In February, Dong, now known as Ørsted, the formerly state-owned energy provider, announced its target of ending coal use by 2023. Later in the year, the government reintroduced its own target for the country's entire electricity supply to be coal free by 2030.
Wind power continued to be a major area of focus. Companies in Denmark, Germany and the Netherlands announced plans to build an ‘artificial power island' in the middle of the North Sea to further increase capacity. Expansion of sustainable energy in the form of wind turbines and solar panels was said to be increasing more rapidly than expected, although the Danish Council on Climate Change said that other targets for CO2 reduction could be more ambitious.
On a smaller scale, authorities on the ‘sustainable island' of Samsø announced they were scrapping plastic bags altogether in favour of fabric carriers.

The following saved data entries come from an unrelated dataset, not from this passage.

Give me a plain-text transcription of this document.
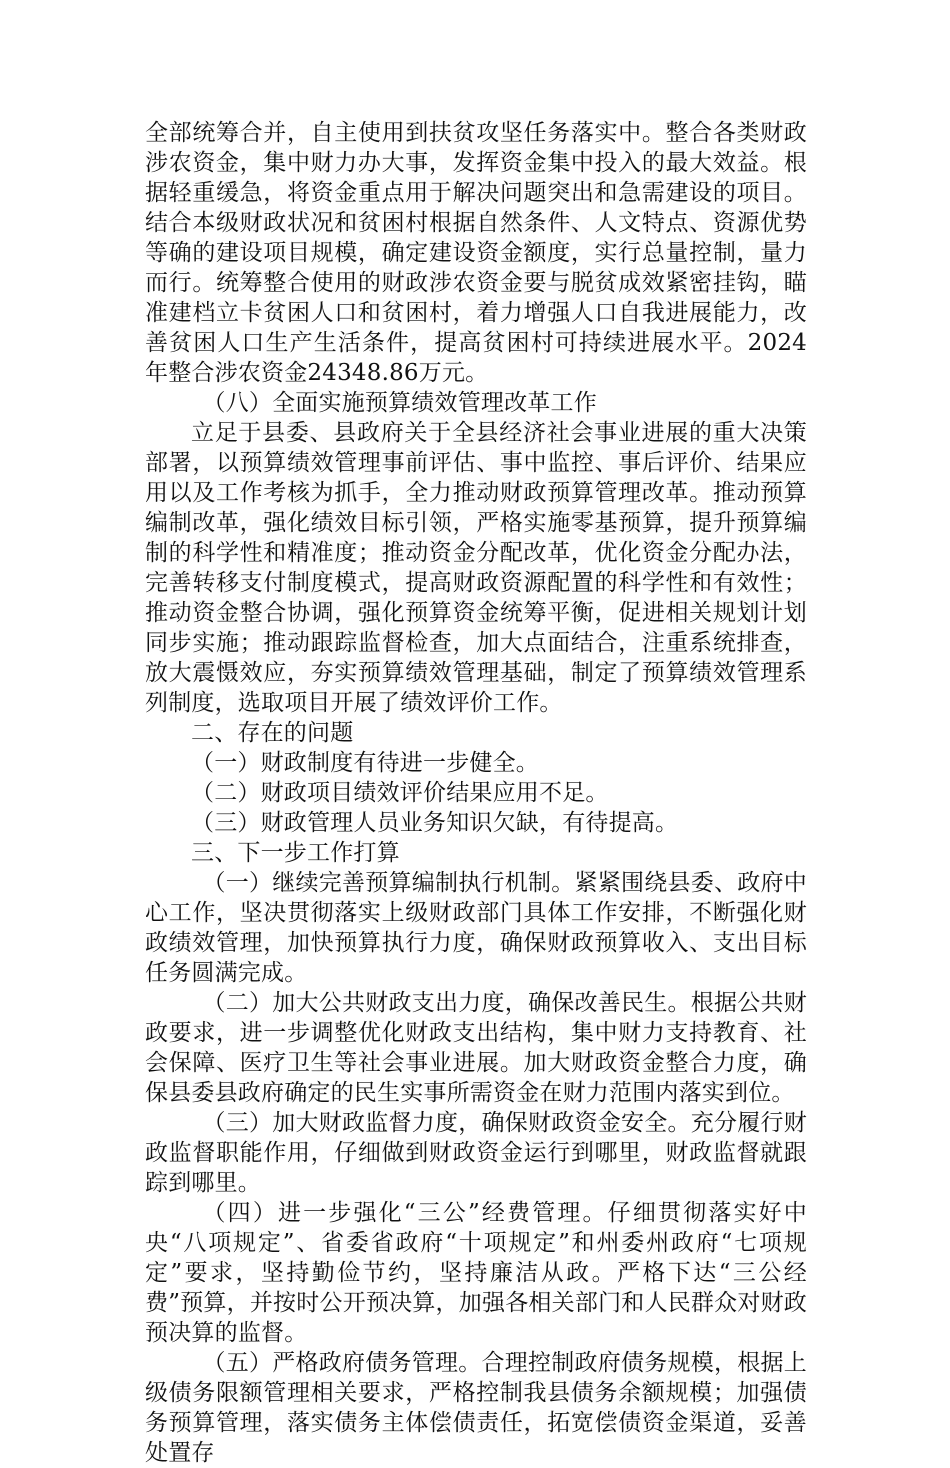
全部统筹合并，自主使用到扶贫攻坚任务落实中。整合各类财政涉农资金，集中财力办大事，发挥资金集中投入的最大效益。根据轻重缓急，将资金重点用于解决问题突出和急需建设的项目。结合本级财政状况和贫困村根据自然条件、人文特点、资源优势等确的建设项目规模，确定建设资金额度，实行总量控制，量力而行。统筹整合使用的财政涉农资金要与脱贫成效紧密挂钩，瞄准建档立卡贫困人口和贫困村，着力增强人口自我进展能力，改善贫困人口生产生活条件，提高贫困村可持续进展水平。2024年整合涉农资金24348.86万元。

（八）全面实施预算绩效管理改革工作

立足于县委、县政府关于全县经济社会事业进展的重大决策部署，以预算绩效管理事前评估、事中监控、事后评价、结果应用以及工作考核为抓手，全力推动财政预算管理改革。推动预算编制改革，强化绩效目标引领，严格实施零基预算，提升预算编制的科学性和精准度；推动资金分配改革，优化资金分配办法，完善转移支付制度模式，提高财政资源配置的科学性和有效性；推动资金整合协调，强化预算资金统筹平衡，促进相关规划计划同步实施；推动跟踪监督检查，加大点面结合，注重系统排查，放大震慑效应，夯实预算绩效管理基础，制定了预算绩效管理系列制度，选取项目开展了绩效评价工作。

二、存在的问题

（一）财政制度有待进一步健全。

（二）财政项目绩效评价结果应用不足。

（三）财政管理人员业务知识欠缺，有待提高。

三、下一步工作打算

（一）继续完善预算编制执行机制。紧紧围绕县委、政府中心工作，坚决贯彻落实上级财政部门具体工作安排，不断强化财政绩效管理，加快预算执行力度，确保财政预算收入、支出目标任务圆满完成。

（二）加大公共财政支出力度，确保改善民生。根据公共财政要求，进一步调整优化财政支出结构，集中财力支持教育、社会保障、医疗卫生等社会事业进展。加大财政资金整合力度，确保县委县政府确定的民生实事所需资金在财力范围内落实到位。

（三）加大财政监督力度，确保财政资金安全。充分履行财政监督职能作用，仔细做到财政资金运行到哪里，财政监督就跟踪到哪里。

（四）进一步强化“三公”经费管理。仔细贯彻落实好中央“八项规定”、省委省政府“十项规定”和州委州政府“七项规定”要求，坚持勤俭节约，坚持廉洁从政。严格下达“三公经费”预算，并按时公开预决算，加强各相关部门和人民群众对财政预决算的监督。

（五）严格政府债务管理。合理控制政府债务规模，根据上级债务限额管理相关要求，严格控制我县债务余额规模；加强债务预算管理，落实债务主体偿债责任，拓宽偿债资金渠道，妥善处置存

Surprisingly, they did not receive the complete backing of environmentalists.
In April, Copenhagen's much-maligned 5A bus got a CO2-neutral replacement.
We've already written about some of this year's stranger stories, but here's a light-hearted report on which to end our news roundup: the busker who was sent home by police for his terrible rendition of Oasis hit Wonderwall.
The would-be singer was told not to 'be here now', but rather to go home and practice after rolling with “a loud, bad and noisy” version of the popular song, according to an Aalborg Police press statement.
On that somewhat out-of-tune note, we'd like to wish all our readers a very happy New Year and a prosperous 2018.